Für die DPP entwarf Flagg eine Serie von insgesamt sechsundvierzig Plakaten, die Kriegsanstrengungen der USA in ein positives Licht stellen sollten. In vielen dieser Sujets tauchte auch die Figur des Uncle Sam auf – allerdings als gütiger, beschützender, humorvoller Übervater. Das „We want YOU!“-Motiv hatte Flagg bereits im Juli 1916 für die Zeitschrift „Leslie’s Weekly” geschaffen und nahm es erneut in seine Motivserie für das DPP auf.
Selbst die amerikanische Ur-Version des „We want YOU!“ hätte ohne die Kombination mit der markanten Illustration von Uncel Sam nie seine ikonische Urkraft entfaltet.

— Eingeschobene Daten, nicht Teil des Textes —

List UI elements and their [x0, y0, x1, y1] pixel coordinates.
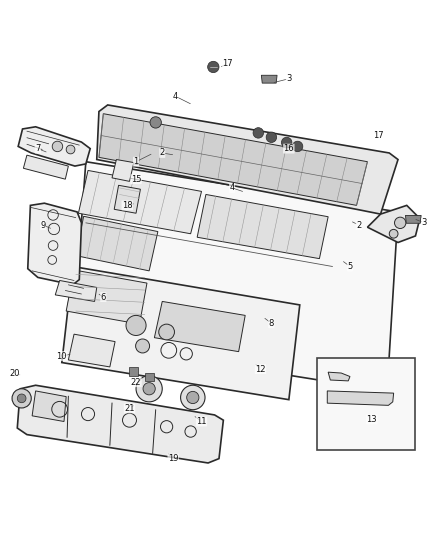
- Polygon shape: [62, 266, 300, 400]
- Circle shape: [126, 316, 146, 335]
- Text: 4: 4: [173, 92, 178, 101]
- Polygon shape: [261, 75, 277, 83]
- Polygon shape: [327, 391, 394, 405]
- Polygon shape: [78, 171, 201, 234]
- Circle shape: [143, 383, 155, 395]
- Polygon shape: [114, 185, 141, 213]
- Polygon shape: [17, 385, 223, 463]
- Text: 8: 8: [268, 319, 274, 328]
- Polygon shape: [28, 203, 81, 285]
- Text: 19: 19: [168, 454, 178, 463]
- Text: 2: 2: [356, 221, 361, 230]
- Text: 13: 13: [367, 415, 377, 424]
- Polygon shape: [406, 215, 421, 223]
- Text: 17: 17: [373, 131, 384, 140]
- Text: 1: 1: [134, 157, 139, 166]
- Circle shape: [136, 376, 162, 402]
- Text: 18: 18: [122, 201, 133, 210]
- Text: 17: 17: [223, 59, 233, 68]
- Circle shape: [395, 217, 406, 229]
- Text: 21: 21: [124, 404, 135, 413]
- Polygon shape: [55, 280, 97, 302]
- Polygon shape: [23, 155, 68, 179]
- Text: 5: 5: [347, 262, 353, 271]
- Polygon shape: [32, 391, 66, 422]
- Text: 3: 3: [421, 219, 427, 228]
- Text: 22: 22: [131, 378, 141, 387]
- Circle shape: [150, 117, 161, 128]
- Circle shape: [208, 61, 219, 72]
- Text: 11: 11: [196, 417, 207, 426]
- Circle shape: [282, 138, 292, 148]
- Circle shape: [52, 141, 63, 152]
- Polygon shape: [130, 367, 138, 376]
- Polygon shape: [76, 216, 158, 271]
- Text: 9: 9: [40, 221, 46, 230]
- Text: 3: 3: [286, 74, 292, 83]
- Polygon shape: [367, 205, 420, 243]
- Polygon shape: [68, 334, 115, 367]
- Text: 10: 10: [57, 351, 67, 360]
- Circle shape: [180, 385, 205, 410]
- Polygon shape: [328, 372, 350, 381]
- Circle shape: [66, 145, 75, 154]
- Text: 16: 16: [283, 144, 294, 153]
- Circle shape: [266, 132, 277, 142]
- Polygon shape: [112, 159, 134, 181]
- Circle shape: [12, 389, 31, 408]
- Circle shape: [187, 391, 199, 403]
- Polygon shape: [66, 270, 147, 324]
- Polygon shape: [73, 161, 398, 391]
- Text: 7: 7: [35, 144, 40, 153]
- Text: 6: 6: [101, 293, 106, 302]
- Polygon shape: [99, 114, 367, 205]
- Polygon shape: [197, 195, 328, 259]
- Text: 2: 2: [159, 149, 165, 157]
- Polygon shape: [145, 373, 153, 381]
- Text: 15: 15: [131, 175, 141, 184]
- Circle shape: [17, 394, 26, 403]
- Text: 20: 20: [10, 369, 20, 378]
- Circle shape: [292, 141, 303, 152]
- Circle shape: [253, 128, 264, 138]
- Polygon shape: [18, 127, 90, 166]
- Circle shape: [159, 324, 174, 340]
- Text: 12: 12: [255, 365, 266, 374]
- FancyBboxPatch shape: [317, 358, 416, 450]
- Circle shape: [389, 229, 398, 238]
- Text: 4: 4: [230, 183, 235, 192]
- Polygon shape: [97, 105, 398, 214]
- Polygon shape: [154, 302, 245, 352]
- Circle shape: [136, 339, 150, 353]
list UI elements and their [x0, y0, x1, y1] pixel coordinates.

Vermutlich ist es sogar diese ungewöhnliche und damals neuartige Darstellung der nationalen Personifizierung, die das „We want YOU!“-Sujet so populär machte.
Dieses Bild, das von der US-Armee zur Rekrutierung von Truppen während des Ersten Weltkriegs verwendet wurde, verwandelte den Charakter des amerikanischen Übervaters in eine strenge und mächtige Figur. Die fordernden Augen, der brennende Blick von „Onkel Sam“, sein langer, den Betrachter fast anstupsende Finger, sein hoher, weißer Zylinder mit der Sternen-Binde – all das wirkt auf geheimnisvolle Weise anklagend. Die so bestimmend auftretende Figur und die beinahe unwiderstehliche Pose erwiesen sich als äußerst effektives Sujet, das allein in den Kriegsjahren 1917 und 1918 in mehr als vier Millionen Exemplaren gedruckt wurde. Nach dem Krieg wurden das Motiv und der Slogan, der auch in der ursprünglichen Version komplett „We want YOU! For U.S. Army“ lautet, millionenfach multipliziert, kopiert, variiert und persifliert.
Jetzt haben die Personaler und HI-Profis im deutschsprachigen Raum das „We want YOU!“ vulgo „Wir suchen dich!“ für sich entdeckt. Vom angesagt Online-Versand für elektronisches Zubehör bis zum Chor der TU Wien mag niemand darauf verzichten. Letzterer setzt sogar auf die englische Originalversion. „We want You“.
Doch das „Wir suchen dich!“ zielt – gerade in den digitalen Kanälen – auf alles andere eher ab, als auf eine bestimmte Person. Ein konkretes Du ist damit ganz sicher nicht gemeint. Auch ein nach soziodemographischen Merkmalen oder anderen Kriterien selektiertes Individuum nicht. Vielmehr eine inhomogene Zielgruppe, die durch den vielfach geäußerten Wunsch, der oder die UserIn möge diese Botschaft, dieses Stellenausschreibung doch teilen, immer indifferenter wird.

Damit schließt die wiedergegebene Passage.